Confesso que errei sobre Folarin Balogun. Quando Mauricio Pochettino o escalou como centroavante titular dos Estados Unidos para esta Copa do Mundo, eu escrevi, em análise pré-torneio, que o atacante de 23 anos era uma aposta excessivamente arriscada para um torneio realizado em casa. Dois gols contra o Paraguai, incluindo uma finalização com a perna esquerda no ângulo aos acréscimos do primeiro tempo, mostraram que eu subestimei o perfil de jogador que a seleção americana havia construído em silêncio. Trago isso à mesa porque a ausência possível de Christian Pulisic diante da Austrália, nesta sexta-feira (19) às 16h de Brasília, no Seattle Field, recoloca Balogun exatamente no centro do tabuleiro — e o debate sobre dependência de craques ganhou outra dimensão.

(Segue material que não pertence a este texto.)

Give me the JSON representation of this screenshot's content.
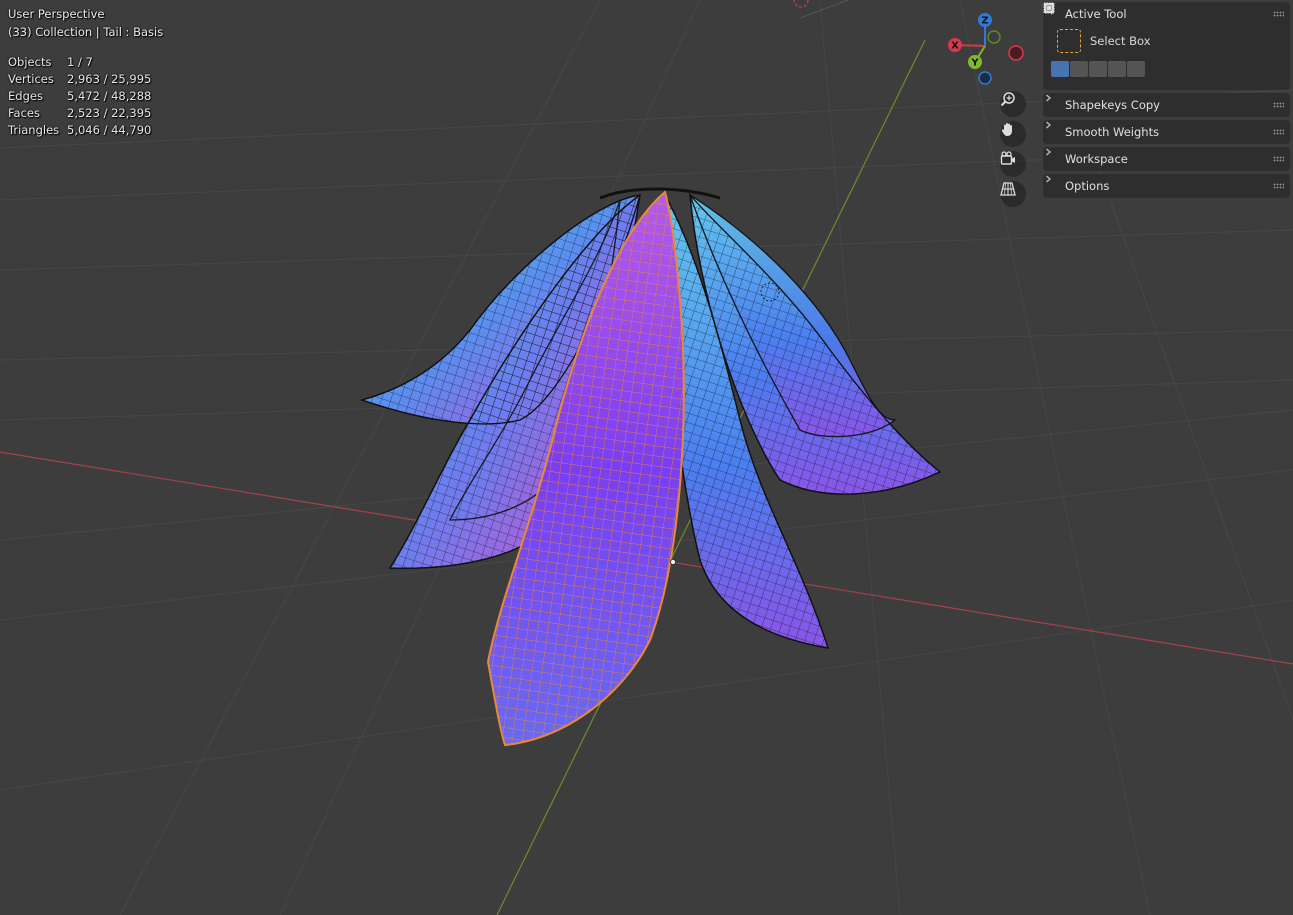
{
  "viewport": {
    "view_name": "User Perspective",
    "collection_info": "(33) Collection | Tail : Basis",
    "stats": [
      {
        "label": "Objects",
        "value": "1 / 7"
      },
      {
        "label": "Vertices",
        "value": "2,963 / 25,995"
      },
      {
        "label": "Edges",
        "value": "5,472 / 48,288"
      },
      {
        "label": "Faces",
        "value": "2,523 / 22,395"
      },
      {
        "label": "Triangles",
        "value": "5,046 / 44,790"
      }
    ]
  },
  "gizmo": {
    "axes": [
      {
        "label": "Z",
        "color": "#2f7bd9"
      },
      {
        "label": "X",
        "color": "#d8394e"
      },
      {
        "label": "Y",
        "color": "#7dbb2a"
      }
    ]
  },
  "nav_buttons": [
    {
      "name": "zoom",
      "icon": "zoom-icon"
    },
    {
      "name": "pan",
      "icon": "hand-icon"
    },
    {
      "name": "camera",
      "icon": "camera-icon"
    },
    {
      "name": "perspective",
      "icon": "grid-icon"
    }
  ],
  "sidebar": {
    "active_tool": {
      "title": "Active Tool",
      "tool_label": "Select Box"
    },
    "panels": [
      {
        "title": "Shapekeys Copy"
      },
      {
        "title": "Smooth Weights"
      },
      {
        "title": "Workspace"
      },
      {
        "title": "Options"
      }
    ]
  },
  "colors": {
    "background": "#3d3d3d",
    "grid": "#474747",
    "x_axis": "#a8404a",
    "y_axis": "#6a8f2a",
    "selection": "#e8883a",
    "panel": "#2e2e2e",
    "active_mode": "#4772b3"
  }
}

O que a lesão de Pulisic revela sobre a estrutura americana

Pulisic é dúvida por causa de uma lesão na panturrilha esquerda. A informação foi confirmada antes do segundo jogo do Grupo D, e o impacto vai além do aspecto físico. Contra o Paraguai, o camisa 10 do Milan construiu a jogada que resultou no gol contra de Damián Bobadilla logo aos sete minutos, ditando o ritmo de pressão alta que Pochettino havia ensaiado. Com 65% de posse de bola e 16 finalizações registradas, os Estados Unidos não jogaram apenas com talento individual — jogaram com um sistema. Mas Pulisic era o eixo de rotação desse sistema, o jogador capaz de transformar pressing em transição vertical em segundos.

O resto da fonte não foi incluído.